En ‘k ben nog eens, nog eens tot u gekomen

om, eer gij mij voor immer werd ontnomen,

stom voor ’t mysterie van de dood te bukken


het smartenzware hoofd en, beeld van lijden,

u gans de weedom mijner ziel te wijden

en op uw voorhoofd d’afscheidkus te drukken.



Aan d’eigen dis


Aan d'eigen dis, waar gij eens waart gezeten,

zit ik alleen mijn avondbrood nu te eten,

in 't eenzaam huis, waar ik uw liefde kende.

't Is nu zo leeg. Mijn zomer spoedt ten ende,

naar koele herfst en, wijd kinderzegen,

ga ik alleen mijn winterdagen tegen.


Op de hoeve


Kalm in de vrede van het middaguur,

ligt ’t boerenhof met gracht en poel omwaterd,

waarlangs de vliertros rijpt in ’t zonnevuur

en lustig ’t eendenpaar in plonst en snatert.
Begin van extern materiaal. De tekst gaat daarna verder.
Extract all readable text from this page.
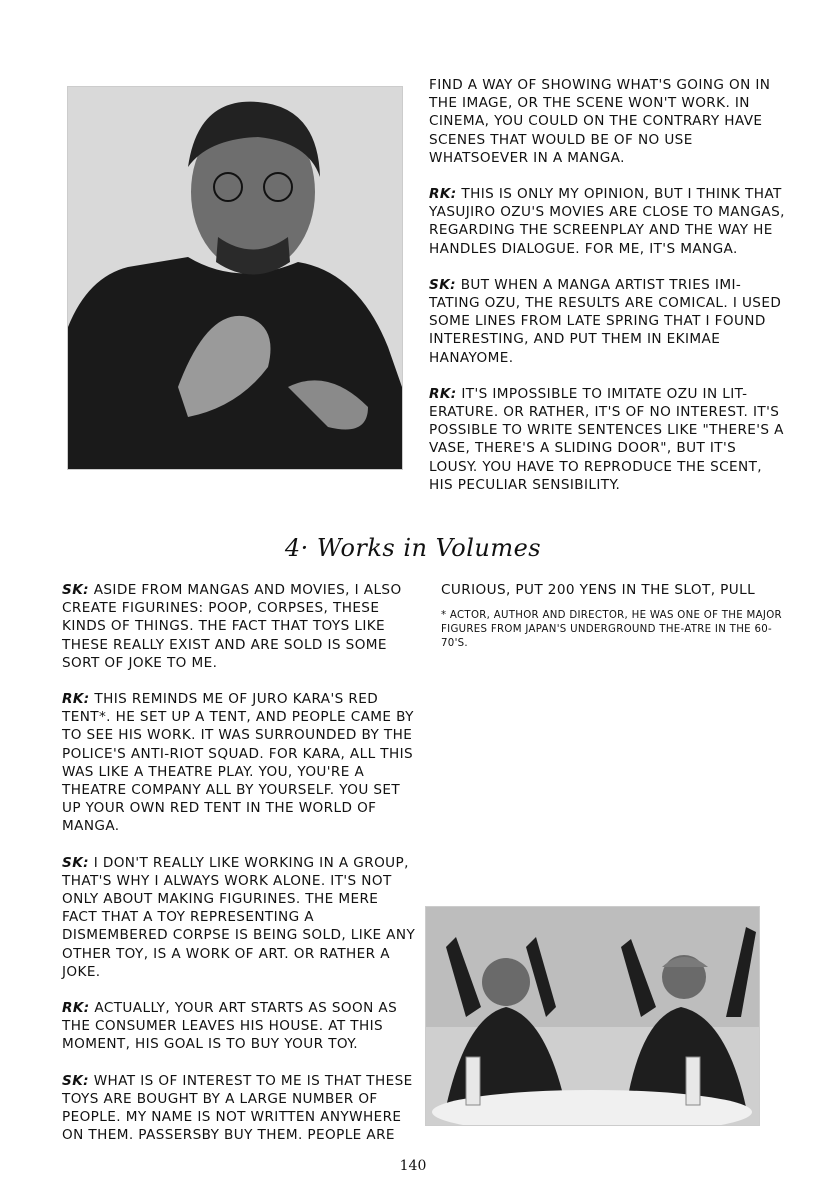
FIND A WAY OF SHOWING WHAT'S GOING ON IN THE IMAGE, OR THE SCENE WON'T WORK. IN CINEMA, YOU COULD ON THE CONTRARY HAVE SCENES THAT WOULD BE OF NO USE WHATSOEVER IN A MANGA.

RK: THIS IS ONLY MY OPINION, BUT I THINK THAT YASUJIRO OZU'S MOVIES ARE CLOSE TO MANGAS, REGARDING THE SCREENPLAY AND THE WAY HE HANDLES DIALOGUE. FOR ME, IT'S MANGA.

SK: BUT WHEN A MANGA ARTIST TRIES IMI-TATING OZU, THE RESULTS ARE COMICAL. I USED SOME LINES FROM LATE SPRING THAT I FOUND INTERESTING, AND PUT THEM IN EKIMAE HANAYOME.

RK: IT'S IMPOSSIBLE TO IMITATE OZU IN LIT-ERATURE. OR RATHER, IT'S OF NO INTEREST. IT'S POSSIBLE TO WRITE SENTENCES LIKE "THERE'S A VASE, THERE'S A SLIDING DOOR", BUT IT'S LOUSY. YOU HAVE TO REPRODUCE THE SCENT, HIS PECULIAR SENSIBILITY.

4· Works in Volumes

SK: ASIDE FROM MANGAS AND MOVIES, I ALSO CREATE FIGURINES: POOP, CORPSES, THESE KINDS OF THINGS. THE FACT THAT TOYS LIKE THESE REALLY EXIST AND ARE SOLD IS SOME SORT OF JOKE TO ME.

RK: THIS REMINDS ME OF JURO KARA'S RED TENT*. HE SET UP A TENT, AND PEOPLE CAME BY TO SEE HIS WORK. IT WAS SURROUNDED BY THE POLICE'S ANTI-RIOT SQUAD. FOR KARA, ALL THIS WAS LIKE A THEATRE PLAY. YOU, YOU'RE A THEATRE COMPANY ALL BY YOURSELF. YOU SET UP YOUR OWN RED TENT IN THE WORLD OF MANGA.

SK: I DON'T REALLY LIKE WORKING IN A GROUP, THAT'S WHY I ALWAYS WORK ALONE. IT'S NOT ONLY ABOUT MAKING FIGURINES. THE MERE FACT THAT A TOY REPRESENTING A DISMEMBERED CORPSE IS BEING SOLD, LIKE ANY OTHER TOY, IS A WORK OF ART. OR RATHER A JOKE.

RK: ACTUALLY, YOUR ART STARTS AS SOON AS THE CONSUMER LEAVES HIS HOUSE. AT THIS MOMENT, HIS GOAL IS TO BUY YOUR TOY.

SK: WHAT IS OF INTEREST TO ME IS THAT THESE TOYS ARE BOUGHT BY A LARGE NUMBER OF PEOPLE. MY NAME IS NOT WRITTEN ANYWHERE ON THEM. PASSERSBY BUY THEM. PEOPLE ARE

CURIOUS, PUT 200 YENS IN THE SLOT, PULL
* ACTOR, AUTHOR AND DIRECTOR, HE WAS ONE OF THE MAJOR FIGURES FROM JAPAN'S UNDERGROUND THE-ATRE IN THE 60-70'S.
140
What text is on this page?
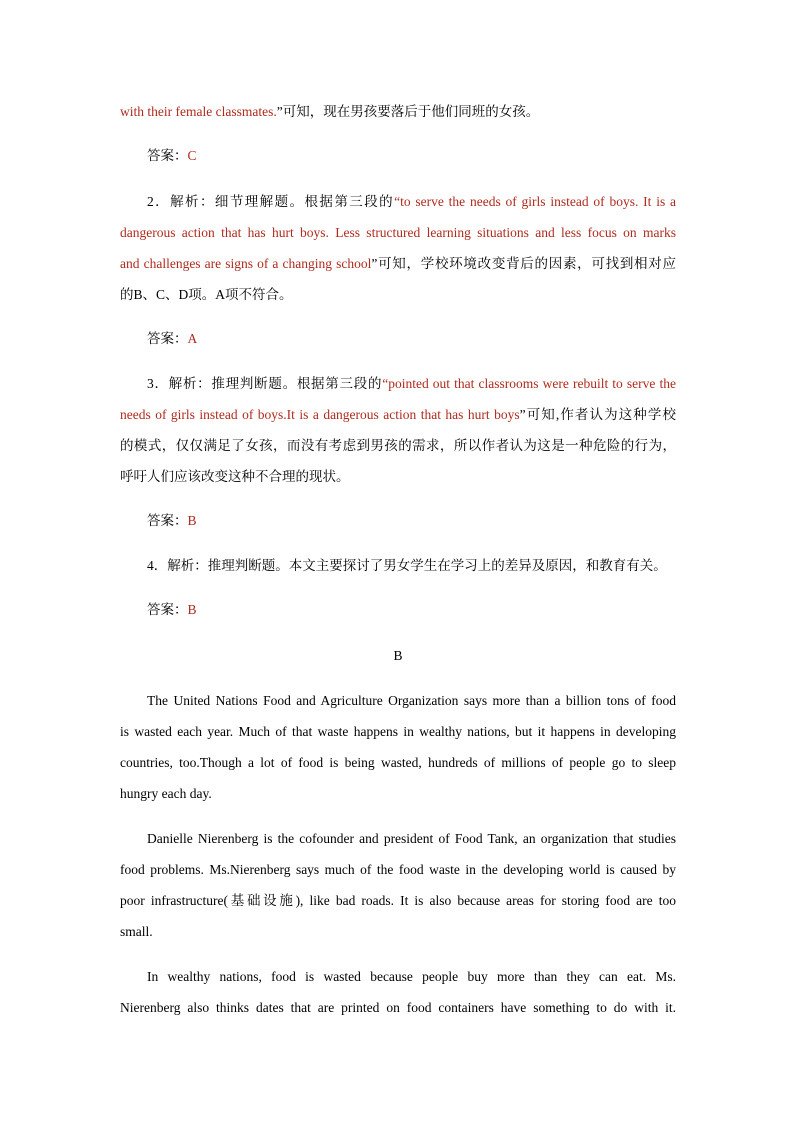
with their female classmates.”可知，现在男孩要落后于他们同班的女孩。
答案：C
2．解析：细节理解题。根据第三段的“to serve the needs of girls instead of boys. It is a
dangerous action that has hurt boys. Less structured learning situations and less focus on marks
and challenges are signs of a changing school”可知，学校环境改变背后的因素，可找到相对应
的B、C、D项。A项不符合。
答案：A
3．解析：推理判断题。根据第三段的“pointed out that classrooms were rebuilt to serve the
needs of girls instead of boys.It is a dangerous action that has hurt boys”可知,作者认为这种学校
的模式，仅仅满足了女孩，而没有考虑到男孩的需求，所以作者认为这是一种危险的行为，
呼吁人们应该改变这种不合理的现状。
答案：B
4．解析：推理判断题。本文主要探讨了男女学生在学习上的差异及原因，和教育有关。
答案：B
B
The United Nations Food and Agriculture Organization says more than a billion tons of food
is wasted each year. Much of that waste happens in wealthy nations, but it happens in developing
countries, too.Though a lot of food is being wasted, hundreds of millions of people go to sleep
hungry each day.
Danielle Nierenberg is the cofounder and president of Food Tank, an organization that studies
food problems. Ms.Nierenberg says much of the food waste in the developing world is caused by
poor infrastructure(基础设施), like bad roads. It is also because areas for storing food are too
small.
In wealthy nations, food is wasted because people buy more than they can eat. Ms.
Nierenberg also thinks dates that are printed on food containers have something to do with it.
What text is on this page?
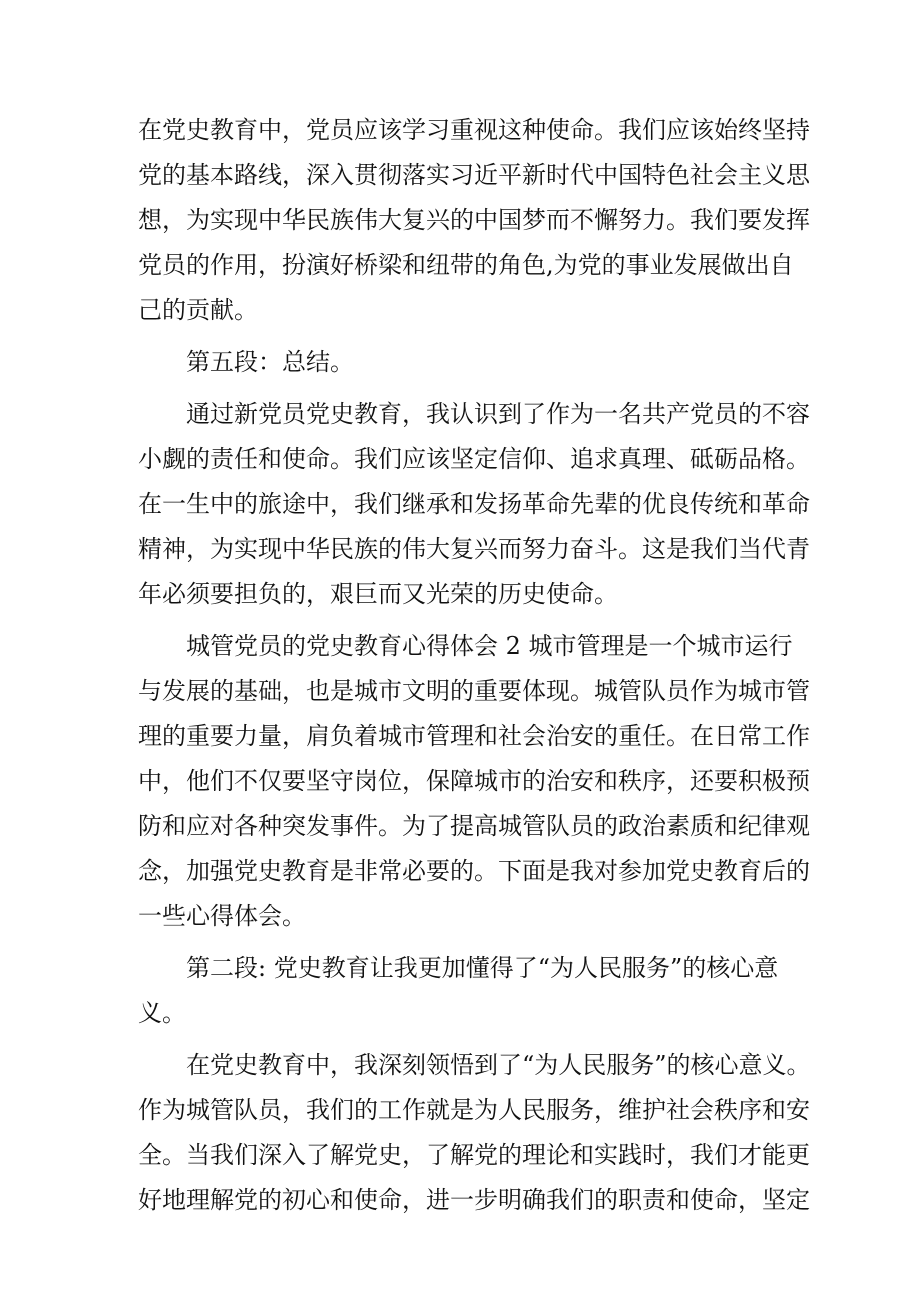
在党史教育中，党员应该学习重视这种使命。我们应该始终坚持
党的基本路线，深入贯彻落实习近平新时代中国特色社会主义思
想，为实现中华民族伟大复兴的中国梦而不懈努力。我们要发挥
党员的作用，扮演好桥梁和纽带的角色,为党的事业发展做出自
己的贡献。
第五段：总结。
通过新党员党史教育，我认识到了作为一名共产党员的不容
小觑的责任和使命。我们应该坚定信仰、追求真理、砥砺品格。
在一生中的旅途中，我们继承和发扬革命先辈的优良传统和革命
精神，为实现中华民族的伟大复兴而努力奋斗。这是我们当代青
年必须要担负的，艰巨而又光荣的历史使命。
城管党员的党史教育心得体会 2 城市管理是一个城市运行
与发展的基础，也是城市文明的重要体现。城管队员作为城市管
理的重要力量，肩负着城市管理和社会治安的重任。在日常工作
中，他们不仅要坚守岗位，保障城市的治安和秩序，还要积极预
防和应对各种突发事件。为了提高城管队员的政治素质和纪律观
念，加强党史教育是非常必要的。下面是我对参加党史教育后的
一些心得体会。
第二段: 党史教育让我更加懂得了“为人民服务”的核心意
义。
在党史教育中，我深刻领悟到了“为人民服务”的核心意义。
作为城管队员，我们的工作就是为人民服务，维护社会秩序和安
全。当我们深入了解党史，了解党的理论和实践时，我们才能更
好地理解党的初心和使命，进一步明确我们的职责和使命，坚定
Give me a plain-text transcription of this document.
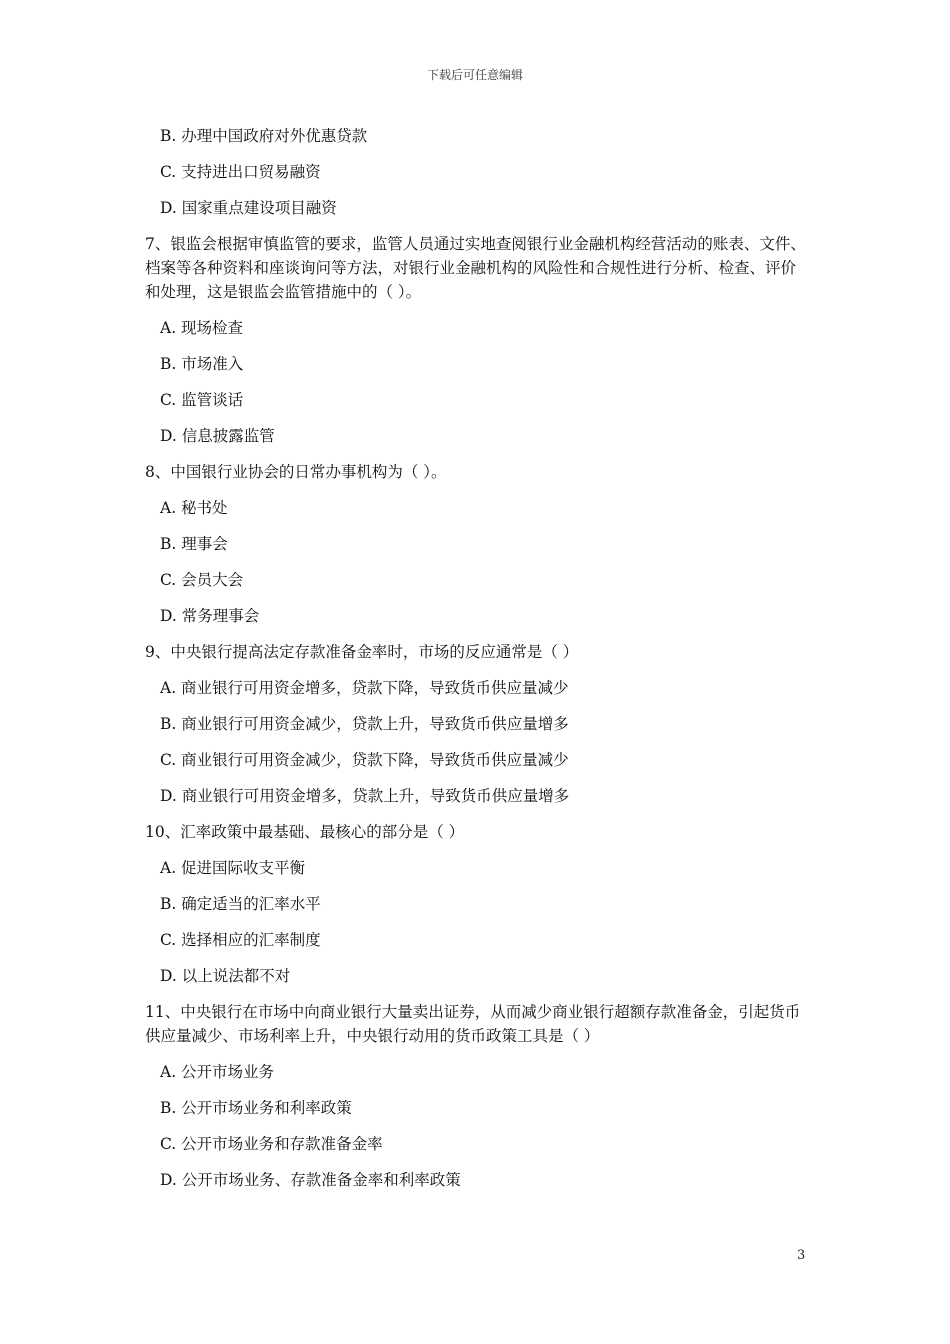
下载后可任意编辑
B. 办理中国政府对外优惠贷款
C. 支持进出口贸易融资
D. 国家重点建设项目融资
7、银监会根据审慎监管的要求，监管人员通过实地查阅银行业金融机构经营活动的账表、文件、档案等各种资料和座谈询问等方法，对银行业金融机构的风险性和合规性进行分析、检查、评价和处理，这是银监会监管措施中的（ ）。
A. 现场检查
B. 市场准入
C. 监管谈话
D. 信息披露监管
8、中国银行业协会的日常办事机构为（ ）。
A. 秘书处
B. 理事会
C. 会员大会
D. 常务理事会
9、中央银行提高法定存款准备金率时，市场的反应通常是（ ）
A. 商业银行可用资金增多，贷款下降，导致货币供应量减少
B. 商业银行可用资金减少，贷款上升，导致货币供应量增多
C. 商业银行可用资金减少，贷款下降，导致货币供应量减少
D. 商业银行可用资金增多，贷款上升，导致货币供应量增多
10、汇率政策中最基础、最核心的部分是（ ）
A. 促进国际收支平衡
B. 确定适当的汇率水平
C. 选择相应的汇率制度
D. 以上说法都不对
11、中央银行在市场中向商业银行大量卖出证券，从而减少商业银行超额存款准备金，引起货币供应量减少、市场利率上升，中央银行动用的货币政策工具是（ ）
A. 公开市场业务
B. 公开市场业务和利率政策
C. 公开市场业务和存款准备金率
D. 公开市场业务、存款准备金率和利率政策
3
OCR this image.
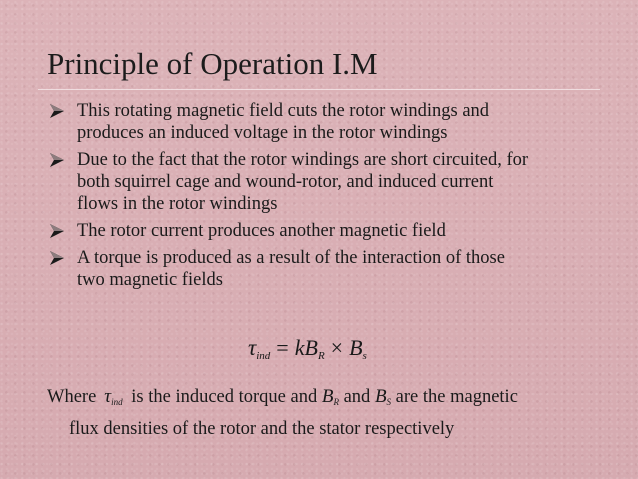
Principle of Operation I.M
This rotating magnetic field cuts the rotor windings and
produces an induced voltage in the rotor windings
Due to the fact that the rotor windings are short circuited, for
both squirrel cage and wound-rotor, and induced current
flows in the rotor windings
The rotor current produces another magnetic field
A torque is produced as a result of the interaction of those
two magnetic fields
$\tau_{ind} = kB_R \times B_s$
Where $\tau_{ind}$ is the induced torque and $B_R$ and $B_S$ are the magnetic
flux densities of the rotor and the stator respectively
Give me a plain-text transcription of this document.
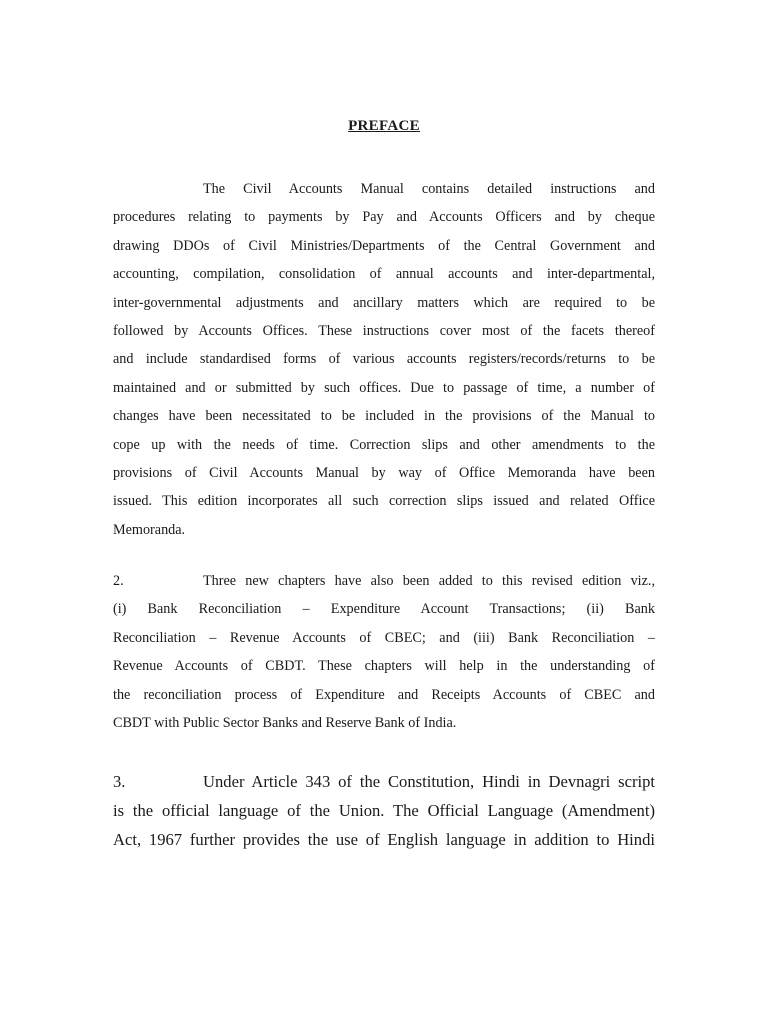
PREFACE
The Civil Accounts Manual contains detailed instructions and
procedures relating to payments by Pay and Accounts Officers and by cheque
drawing DDOs of Civil Ministries/Departments of the Central Government and
accounting, compilation, consolidation of annual accounts and inter-departmental,
inter-governmental adjustments and ancillary matters which are required to be
followed by Accounts Offices. These instructions cover most of the facets thereof
and include standardised forms of various accounts registers/records/returns to be
maintained and or submitted by such offices. Due to passage of time, a number of
changes have been necessitated to be included in the provisions of the Manual to
cope up with the needs of time. Correction slips and other amendments to the
provisions of Civil Accounts Manual by way of Office Memoranda have been
issued. This edition incorporates all such correction slips issued and related Office
Memoranda.
2.	Three new chapters have also been added to this revised edition viz.,
(i) Bank Reconciliation – Expenditure Account Transactions; (ii) Bank
Reconciliation – Revenue Accounts of CBEC; and (iii) Bank Reconciliation –
Revenue Accounts of CBDT. These chapters will help in the understanding of
the reconciliation process of Expenditure and Receipts Accounts of CBEC and
CBDT with Public Sector Banks and Reserve Bank of India.
3.	Under Article 343 of the Constitution, Hindi in Devnagri script
is the official language of the Union. The Official Language (Amendment)
Act, 1967 further provides the use of English language in addition to Hindi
Rood is het dak en grauw verweerd de muur,

waar, in haar kevie, de ekster snapt en schatert

en winden werend, boven stal en schuur,

hoog in de lucht de zilverpopel klatert.


Op ‘t neerhof trippelt, met gezwollen krop,

de doffer; hoenders scharr’len korrels op;

een henne kakelt, op het rek gekropen.


En vóór de dorpel vouwt, praalziek en fier,

de pauw, tot pronksieraad om ’t halssaffier

zijn kleurgevedert’ als een waaier open.



Dies irae


De doodsklok galmt met doffe slagen,

een naar gelui, dat dorp en gouw

de droeve mare melden zou:

een dode wordt ter kerk gedragen.


Traag volgt de stoet van vriend en magen,

in 't zwart gekleed, de ziel vol rouw

om hem die heenging, plichtgetrouw

des levens last droeg en zijn plagen.


De boetpsalm jammert... smekend teer

hoort men het Miserere klagen:

ach! wees der ziel genadig, Heer:


Dies irae... wil niet versagen,

daagt eens de kwaadste van de dagen,

arm hert, dat angstig vraagt: wanneer?



//////////////////////////////////


Schuif voor het venster weg het hanggordijn;

laat mij de zonne zien ter kimme nijgen

en door het warrelnet der naakte twijgen

het goud zien spranklen van haar laatste schijn...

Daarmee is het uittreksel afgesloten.